Exact characterization of ε-Safe Decision Regions for exponential family distributions and Multi Cost SVM approximation
This work addresses the need for trustworthy and reliable machine learning models by offering formal guarantees on prediction safety, which is crucial for applications requiring high confidence, though it is incremental in extending existing SVM methods.
The paper tackles the problem of providing probabilistic guarantees for classifier predictions by introducing ε-Safe Decision Regions, proving that these regions are analytically determined for exponential family distributions, and developing a Multi Cost SVM algorithm to approximate them for non-exponential data, with experiments and code provided for validation.
Probabilistic guarantees on the prediction of data-driven classifiers are necessary to define models that can be considered reliable. This is a key requirement for modern machine learning in which the goodness of a system is measured in terms of trustworthiness, clearly dividing what is safe from what is unsafe.

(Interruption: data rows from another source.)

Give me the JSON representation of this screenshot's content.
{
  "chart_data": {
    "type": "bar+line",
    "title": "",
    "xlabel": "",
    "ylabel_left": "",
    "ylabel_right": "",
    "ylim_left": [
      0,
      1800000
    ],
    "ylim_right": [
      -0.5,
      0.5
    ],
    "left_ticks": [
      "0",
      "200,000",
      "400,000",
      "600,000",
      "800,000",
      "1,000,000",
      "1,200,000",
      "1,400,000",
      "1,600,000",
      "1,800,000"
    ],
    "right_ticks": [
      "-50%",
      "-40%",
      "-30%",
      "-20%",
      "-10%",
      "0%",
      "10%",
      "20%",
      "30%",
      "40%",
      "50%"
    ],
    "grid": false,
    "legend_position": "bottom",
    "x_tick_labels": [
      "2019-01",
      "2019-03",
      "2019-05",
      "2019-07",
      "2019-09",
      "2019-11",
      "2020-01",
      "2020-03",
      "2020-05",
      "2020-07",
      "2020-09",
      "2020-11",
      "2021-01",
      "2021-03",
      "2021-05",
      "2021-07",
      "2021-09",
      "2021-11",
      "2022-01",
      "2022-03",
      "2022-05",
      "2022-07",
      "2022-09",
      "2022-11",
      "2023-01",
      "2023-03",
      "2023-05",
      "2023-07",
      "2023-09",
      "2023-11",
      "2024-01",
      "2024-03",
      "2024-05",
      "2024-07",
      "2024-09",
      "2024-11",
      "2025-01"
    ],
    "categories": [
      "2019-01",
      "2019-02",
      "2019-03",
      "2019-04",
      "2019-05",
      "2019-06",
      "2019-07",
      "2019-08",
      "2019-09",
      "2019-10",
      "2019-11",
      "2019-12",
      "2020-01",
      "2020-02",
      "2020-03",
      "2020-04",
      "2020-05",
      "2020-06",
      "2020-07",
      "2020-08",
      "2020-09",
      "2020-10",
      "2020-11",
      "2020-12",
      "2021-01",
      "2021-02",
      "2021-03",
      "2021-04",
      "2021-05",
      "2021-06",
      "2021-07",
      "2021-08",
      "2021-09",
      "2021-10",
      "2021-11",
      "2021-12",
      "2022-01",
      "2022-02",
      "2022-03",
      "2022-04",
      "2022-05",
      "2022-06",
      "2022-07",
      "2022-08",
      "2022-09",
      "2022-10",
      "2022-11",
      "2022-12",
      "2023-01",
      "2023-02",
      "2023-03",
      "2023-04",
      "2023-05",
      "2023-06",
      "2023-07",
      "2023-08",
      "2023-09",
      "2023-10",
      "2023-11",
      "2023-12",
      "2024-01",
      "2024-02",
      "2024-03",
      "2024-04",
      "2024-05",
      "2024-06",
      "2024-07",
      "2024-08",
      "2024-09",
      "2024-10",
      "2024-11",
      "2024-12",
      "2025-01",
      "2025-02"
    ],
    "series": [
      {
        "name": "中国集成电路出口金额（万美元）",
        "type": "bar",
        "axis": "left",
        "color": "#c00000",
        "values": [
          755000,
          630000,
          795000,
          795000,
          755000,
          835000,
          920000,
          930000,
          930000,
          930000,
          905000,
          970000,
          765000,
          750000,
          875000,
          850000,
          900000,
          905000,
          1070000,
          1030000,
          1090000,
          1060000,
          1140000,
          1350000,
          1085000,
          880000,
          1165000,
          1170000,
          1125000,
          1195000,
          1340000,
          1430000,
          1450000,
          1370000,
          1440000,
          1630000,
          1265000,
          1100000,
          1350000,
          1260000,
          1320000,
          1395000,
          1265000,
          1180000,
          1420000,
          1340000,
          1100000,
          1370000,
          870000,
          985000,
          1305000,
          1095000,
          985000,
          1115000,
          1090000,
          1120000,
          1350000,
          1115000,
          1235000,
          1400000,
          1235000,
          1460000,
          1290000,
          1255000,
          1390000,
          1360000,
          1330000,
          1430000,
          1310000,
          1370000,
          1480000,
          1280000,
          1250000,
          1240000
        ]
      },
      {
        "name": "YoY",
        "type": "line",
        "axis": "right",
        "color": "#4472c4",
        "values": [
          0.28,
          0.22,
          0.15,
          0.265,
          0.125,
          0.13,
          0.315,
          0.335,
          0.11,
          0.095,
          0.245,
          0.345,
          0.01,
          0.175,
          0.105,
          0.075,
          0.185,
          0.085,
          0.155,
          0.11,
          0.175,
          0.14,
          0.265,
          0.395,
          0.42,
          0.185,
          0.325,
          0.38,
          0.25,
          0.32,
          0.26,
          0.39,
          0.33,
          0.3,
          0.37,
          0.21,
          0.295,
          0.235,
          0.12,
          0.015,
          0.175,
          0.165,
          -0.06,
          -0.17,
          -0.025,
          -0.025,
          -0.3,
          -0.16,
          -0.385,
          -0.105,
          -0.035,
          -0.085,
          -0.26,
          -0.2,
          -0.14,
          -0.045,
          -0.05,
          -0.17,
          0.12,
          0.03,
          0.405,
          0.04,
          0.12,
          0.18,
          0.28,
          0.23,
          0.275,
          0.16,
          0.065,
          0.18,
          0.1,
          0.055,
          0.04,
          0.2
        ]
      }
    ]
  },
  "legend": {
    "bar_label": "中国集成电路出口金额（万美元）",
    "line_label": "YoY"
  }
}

The spirit of this paper is exactly in this direction. First, we introduce a formal definition of ε-Safe Decision Region, a subset of the input space in which the prediction of a target (safe) class is probabilistically guaranteed. Second, we prove that, when data come from exponential family distributions, the form of such a region is analytically determined and controllable by design parameters, i.e. the probability of sampling the target class and the confidence on the prediction. However, the request of having exponential data is not always possible. Inspired by this limitation, we developed Multi Cost SVM, an SVM based algorithm that approximates the safe region and is also able to handle unbalanced data. The research is complemented by experiments and code available for reproducibility.